The present invention relates to a Delay Locked Loop (DLL) circuit; and, more particularly, to a DLL circuit used in an Application Specific Integrated Circuit (ASIC) or a Double Data Rate Synchronous Dynamic Random Access Memory (DDR SDRAM) for eliminating clock skew.
Generally, a DLL circuit is used for synchronizing an internal clock distributed in a semiconductor memory device and an external clock from chipset. That is, when the external clock is used in the chip, timing skew occurs. The DLL circuit synchronizes the internal clock and the external clock by controlling the time-delay step in the variable delay line.
FIG. 1 is a block diagram showing a conventional delay locked loop (DLL) circuit.
The conventional DLL circuit includes a delay modeling unit 110, a phase detector 120, a counter and a decoder 130 and a digital delay line 140.
The delay modeling unit 110 is a replica path (tAC path) from input clock to output. The phase detector 120 compares the phase of the feedback clock with the external clock, and generates a shift-indicate signal. The counter and the decoder 130 generate a shift-control signal in order to control an amount of delay according to the former signal. The digital delay line 140 has a variable delay according to the shift-control signal, and outputs the skew-compensated clock to the delay modeling unit 110.
In the case of manufacturing the DDR SDRAM which is used for both a main memory and a graphic memory with the conventional DLL circuit, the DDR SDRAM has to be manufactured by using different manufacturing processes or test programs according to the applications of DDR SDRAM""s, since a main memory or a graphic memory has a different clock speed and requires a different logic scheme.
Generally, a fuse or an anti-fuse is equipped with the DDR SDRAM in order to decide the applications of DDR SDRAM; whether it is used for a main memory or a graphic memory. The fuse has to be cut at a wafer level, while the anti-fuse is used after a binning process at a package level. The conventional methods of manufacturing a memory device mentioned above have several disadvantages. At first, a considerable amount of yield loss occurs at the wafer level. Secondly, it takes long time to program the anti-fuse at the package level. Finally, the fuse must be completely disconnected for reducing the yield loss.
Therefore, the conventional methods are very complicate to manage the manufacturing process and a great deal of manufacturing cost is needed.

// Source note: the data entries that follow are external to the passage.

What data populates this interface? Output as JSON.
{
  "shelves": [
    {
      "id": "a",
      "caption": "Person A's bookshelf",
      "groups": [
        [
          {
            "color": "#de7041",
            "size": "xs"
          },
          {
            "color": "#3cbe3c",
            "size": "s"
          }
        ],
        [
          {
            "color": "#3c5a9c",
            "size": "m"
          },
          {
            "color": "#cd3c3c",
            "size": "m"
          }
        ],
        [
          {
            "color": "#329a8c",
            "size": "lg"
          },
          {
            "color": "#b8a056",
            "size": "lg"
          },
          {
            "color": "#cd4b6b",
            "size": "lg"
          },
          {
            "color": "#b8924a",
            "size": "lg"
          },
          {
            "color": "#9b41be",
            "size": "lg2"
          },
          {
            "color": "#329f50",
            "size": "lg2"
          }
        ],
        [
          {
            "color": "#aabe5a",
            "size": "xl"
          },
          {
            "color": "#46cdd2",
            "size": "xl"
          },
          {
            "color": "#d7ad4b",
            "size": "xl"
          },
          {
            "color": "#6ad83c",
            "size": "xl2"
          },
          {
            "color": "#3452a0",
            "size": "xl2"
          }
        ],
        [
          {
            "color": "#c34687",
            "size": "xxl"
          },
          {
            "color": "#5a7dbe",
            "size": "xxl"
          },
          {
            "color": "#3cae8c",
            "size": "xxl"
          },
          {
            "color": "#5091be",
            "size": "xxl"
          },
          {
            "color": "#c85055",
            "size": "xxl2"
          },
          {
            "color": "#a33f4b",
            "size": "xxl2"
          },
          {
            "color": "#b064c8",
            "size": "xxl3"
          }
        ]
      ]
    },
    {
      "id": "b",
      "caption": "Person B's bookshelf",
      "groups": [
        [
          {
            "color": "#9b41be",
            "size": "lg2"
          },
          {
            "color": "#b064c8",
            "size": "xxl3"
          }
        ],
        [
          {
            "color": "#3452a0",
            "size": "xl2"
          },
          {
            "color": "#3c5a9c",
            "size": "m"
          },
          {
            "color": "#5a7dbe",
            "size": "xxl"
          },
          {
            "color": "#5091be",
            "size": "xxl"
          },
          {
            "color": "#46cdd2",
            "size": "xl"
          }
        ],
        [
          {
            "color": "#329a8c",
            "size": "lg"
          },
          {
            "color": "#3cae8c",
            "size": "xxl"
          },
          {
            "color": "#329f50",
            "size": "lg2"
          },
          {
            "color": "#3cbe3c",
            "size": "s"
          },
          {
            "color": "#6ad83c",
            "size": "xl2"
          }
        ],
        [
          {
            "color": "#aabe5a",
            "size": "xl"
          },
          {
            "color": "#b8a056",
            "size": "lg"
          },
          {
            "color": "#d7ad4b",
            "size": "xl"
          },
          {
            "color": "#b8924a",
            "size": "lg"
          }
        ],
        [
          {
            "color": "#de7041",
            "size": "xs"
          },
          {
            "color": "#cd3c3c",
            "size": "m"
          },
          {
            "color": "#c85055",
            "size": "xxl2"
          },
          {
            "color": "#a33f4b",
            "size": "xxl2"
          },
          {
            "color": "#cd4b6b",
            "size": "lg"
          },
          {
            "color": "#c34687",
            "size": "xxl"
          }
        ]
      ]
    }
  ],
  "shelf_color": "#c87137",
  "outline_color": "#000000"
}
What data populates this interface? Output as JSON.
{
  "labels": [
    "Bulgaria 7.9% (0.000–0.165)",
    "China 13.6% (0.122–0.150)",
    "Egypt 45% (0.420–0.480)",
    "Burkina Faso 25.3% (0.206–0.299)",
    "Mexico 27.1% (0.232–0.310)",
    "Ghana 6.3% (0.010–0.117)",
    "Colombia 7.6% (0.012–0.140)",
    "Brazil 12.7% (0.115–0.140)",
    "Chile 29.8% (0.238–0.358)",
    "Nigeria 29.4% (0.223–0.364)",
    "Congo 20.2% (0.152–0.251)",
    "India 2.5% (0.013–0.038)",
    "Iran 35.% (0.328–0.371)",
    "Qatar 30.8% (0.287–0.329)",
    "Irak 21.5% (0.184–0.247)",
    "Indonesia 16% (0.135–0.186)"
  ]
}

It is, therefore, a primary object of the present invention to provide a new DLL circuit which is interoperable with different applications of those products by controlling the counter of the DLL circuit according to the clock frequency of each product.
In accordance with one aspect of the present invention, there is provided a DLL circuit including: a clock buffer for receiving an external clock signal and outputting the external clock signal; a first frequency divider for receiving the external clock signal and dividing the external clock frequency according to a dividing control signal; a phase detector for receiving the divided clock signal from the first frequency divider and the external signal from the clock buffer, detecting phase delay of two signals, generating a first comparison signal and a second comparison signal and generating a sample clock signal in order to perform sampling of the second comparison signal; a DLL controller for receiving the sample clock signal and the second comparison signal from the phase detector, outputting a dividing control signal at a second logic level in a high speed operation and outputting a dividing control signal at a first logic level in a low speed operation by analyzing the sample clock signal and the second comparison signal; a delay line for receiving the external clock signal from the clock buffer and the first comparison signal and the second comparison signal from the phase detector, performing shifting of the external clock signal to the left or right according to the first comparison signal and the second comparison signal, and outputting an internal clock signal; a second frequency divider for receiving the internal clock signal from the delay line and dividing the internal clock signal according to the dividing control signal; and a replica unit for receiving the divided internal signal from the second frequency divider, compensating the time delay between the external clock and the internal clock and generating the compensation clock signal.